Please don’t do this. The poor child needs a calm, low-key morning. Not four extra adults getting all weepy and emotional.

Fjfs · 16/04/2019 03:52

It's a big day for Mum as well as child. Every fear you've ever had becomes multiplied for that first week. Will they make friends? What if they're not that bright? What if they cry? What if they miss me? What if they wet themselves? What if what if what if.
I remember dd's first day at school with a big smile.

We were allowed to bring them into the classroom for the first week (unless they were not settling). On dd's 2nd day, I hung her coat up on a coat thing and dd tutted and took it off and put it on her own allotted coat thing. Her teacher said 'You remembered Susan!'

I knew she had settled in then.

On her first morning though on the drive there, I recall her saying to me 'I might be a little bit shy Mammy'. My heart was in bits but I reassured her that all the other little boys and girls would also be a little bit shy and reminded her that when she went to her preschool she was shy but they were now her good friends'. Seemed to work for her, not for the knots in my tummy.

Infant classrooms are tiny. Fine when you've 20 infants, not so good if you've 20 adults and 20 infants. There's just no room.

Everything is tiny anyway, tiny desks, tiny chairs etc.

Fjfs · 16/04/2019 03:54

OP definitely go with the 'only 2 allowed at the school'.
Maybe let them come to pick-up.

MissTerryLady · 16/04/2019 03:56

Could you have a special lunch/dinner the following weekend to invite all these people and mark the occasion, rather than having any extra people go and watch her go in on her first day? That way grandparents (and the aunt) feel involved and your poor DD isn’t completely overwhelmed on her first day at school.

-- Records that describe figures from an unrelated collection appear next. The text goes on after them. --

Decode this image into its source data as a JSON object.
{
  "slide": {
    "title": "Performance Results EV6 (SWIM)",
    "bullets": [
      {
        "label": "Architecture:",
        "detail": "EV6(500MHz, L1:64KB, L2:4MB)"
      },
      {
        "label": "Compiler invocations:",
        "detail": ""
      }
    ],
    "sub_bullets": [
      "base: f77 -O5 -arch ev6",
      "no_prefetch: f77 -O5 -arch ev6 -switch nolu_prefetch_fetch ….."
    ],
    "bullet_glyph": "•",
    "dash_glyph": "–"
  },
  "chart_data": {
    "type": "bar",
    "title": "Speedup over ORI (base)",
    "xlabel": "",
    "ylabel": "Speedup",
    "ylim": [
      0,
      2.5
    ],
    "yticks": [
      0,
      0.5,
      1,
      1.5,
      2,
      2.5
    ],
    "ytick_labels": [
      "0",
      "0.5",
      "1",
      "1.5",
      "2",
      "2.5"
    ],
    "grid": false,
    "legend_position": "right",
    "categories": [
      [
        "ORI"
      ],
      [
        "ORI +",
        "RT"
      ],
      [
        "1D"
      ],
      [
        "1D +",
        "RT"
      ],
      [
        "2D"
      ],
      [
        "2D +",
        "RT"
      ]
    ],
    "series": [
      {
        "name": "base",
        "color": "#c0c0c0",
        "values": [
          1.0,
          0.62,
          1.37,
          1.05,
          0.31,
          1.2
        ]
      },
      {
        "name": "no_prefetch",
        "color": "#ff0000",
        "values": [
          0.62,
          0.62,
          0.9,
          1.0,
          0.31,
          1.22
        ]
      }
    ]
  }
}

NoIsACompleteAnswerSometimes · 16/04/2019 08:55

When my grandson started school I would have liked to go. His mum was a teacher so she had her own class of kiddies to deal with so she couldn't go. His dad went and took his mum, the other grandparent, and I didn't go BECAUSE WE AGREED THAT OTHERWISE IT WOULD BE TOO MUCH! His other grandma had lived overseas for years and missed so many firsts it was only fair she went and I didn't. I wouldn't dream of muscling in.

itsabongthing · 16/04/2019 09:04

I didn’t realise this was a thing! (For grandparents etc to come)
Surely a photo taken in uniform on the door step that can be sent round family? Then just get on with it!